Editorial
Le seul référendum à préparer : dans la lutte, la rue, la grève
Mis en ligne le 30 septembre 2004 Convergences Politique
Chirac lui-même ne doit pas en revenir. Certes, en inventant un référendum au beau milieu d’une période de trois ans sans élections (trois ans, vous vous rendez compte, comment la classe politique pourrait-elle tenir !) il en espérait certainement, outre une division de la gauche, une polarisation des attentions sur ce sujet plutôt que sur ceux qui concernent vraiment la vie des gens. Mais un tel déchaînement de passions (le plus souvent feintes, bien sûr) alors que nous sommes plus d’un an avant que le référendum n’ait lieu et sans même la certitude qu’il aura lieu...
Certes, on ne s’étonne pas que le Parti socialiste tout entier, des « éléphants » aux animaux de moindre envergure, se soit rué sur l’occasion. Pour ces gens tout est bon pour éviter d’intervenir, de faire campagne sur les problèmes de la population laborieuse, le chômage, les bas salaires, les conditions de travail, ou même d’en parler sérieusement.
Et le psychodrame autour des états d’âme de Fabius et de ses chamailleries avec ses pairs ne prêterait qu’à rire s’il n’avait d’autre conséquence que de régler des comptes au sein de la direction du PS, voire de décider qui sera ou ne sera pas le candidat du parti aux prochaines présidentielles. Mais il vient se surajouter aux campagnes pour le non pratiquement déjà entamées par le PCF et même une partie de l’extrême gauche.
Ainsi tout est fait par cette gauche pour persuader ceux qui peuvent lui prêter attention, c’est-à-dire la majorité des travailleurs combatifs et des militants du mouvement ouvrier, que la question décisive des dix-huit mois à venir sera ce référendum et son résultat. Déjà des directions nationales des syndicats se positionnent, CFDT pour le oui, Sud pour le non, et la discussion enfle parmi les militants, notamment de la CGT, allumée par les partisans du non, mais tisonnée par le fait qu’aucune autre perspective de combat ne leur est proposée.
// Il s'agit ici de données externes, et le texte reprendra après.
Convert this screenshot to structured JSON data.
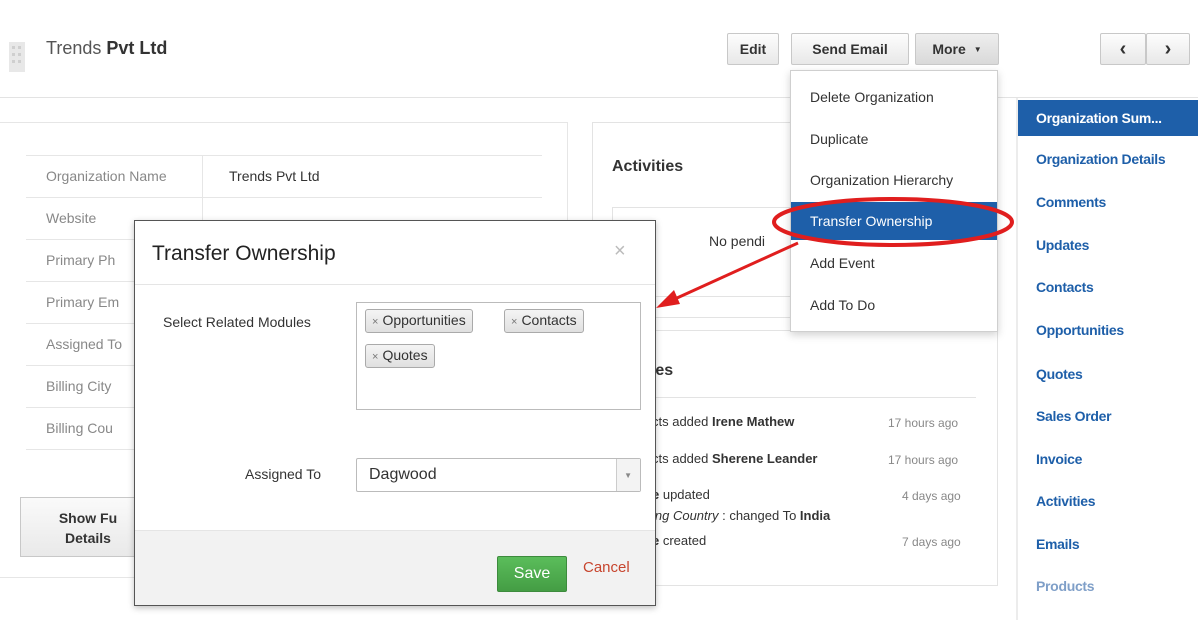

C’était là le piège tendu par Chirac : distraire des vrais problèmes, agiter un leurre. Car tout le monde sait, et bien des partisans du oui comme du non le disent ouvertement, que quel que soit le résultat il n’aura pas de conséquences fondamentales sur la construction européenne : rejetée la constitution proposée laisserait les choses en l’état où elles sont déjà, adoptée elle ne les aggraverait ni ne les améliorerait. Comme il n’aura pas non plus de conséquence sur la politique française puisque, qu’on dise oui, qu’on dise non ou qu’on s’abstienne, Chirac restera président et la droite majoritaire au parlement. Qu’est-ce que les victoires successives et rapprochées de la gauche aux élections régionales et aux européennes ont changé ?
Alors ? Alors il est de la plus grande importance que les travailleurs, les militants ouvriers, syndicalistes, de gauche se persuadent que, quelle que soit l’attitude qu’il conviendra d’adopter dans les urnes quand Chirac nous aura délivré sa question, qu’ils penchent pour le non ou l’abstention - ce qui à notre avis ne pourra être réellement décidé que dans le contexte politique et social du référendum lui-même - ce n’est absolument pas le problème qui est à l’ordre du jour.
Alors que les attaques patronales et gouvernementales s’intensifient et se multiplient, contre les services publics, contre les salaires et le temps de travail, et que tout est fait pour pressurer les plus pauvres pour donner encore aux plus aux riches - le projet de budget 2005 en étant la parfaite illustration- c’est de préparer la contre-offensive dont il convient de se préoccuper. De rien d’autre et surtout pas des fausses questions posées par nos adversaires.
En tout cas ce devrait être l’attitude de l’extrême gauche. Sans ambiguïté. Sans essayer de marier les contraires comme, par exemple, le fait la LCR qui propose deux campagnes parallèles. Car, dans l’atmosphère que toute la gauche s’emploie à aider la droite à créer, la campagne pour le non au référendum a toutes les chances de prendre le pas, pour ne pas dire d’étouffer, celle contre la casse de la Poste et des services publics. Or c’est celle-ci qu’il faudrait développer et tenter de mener à bien.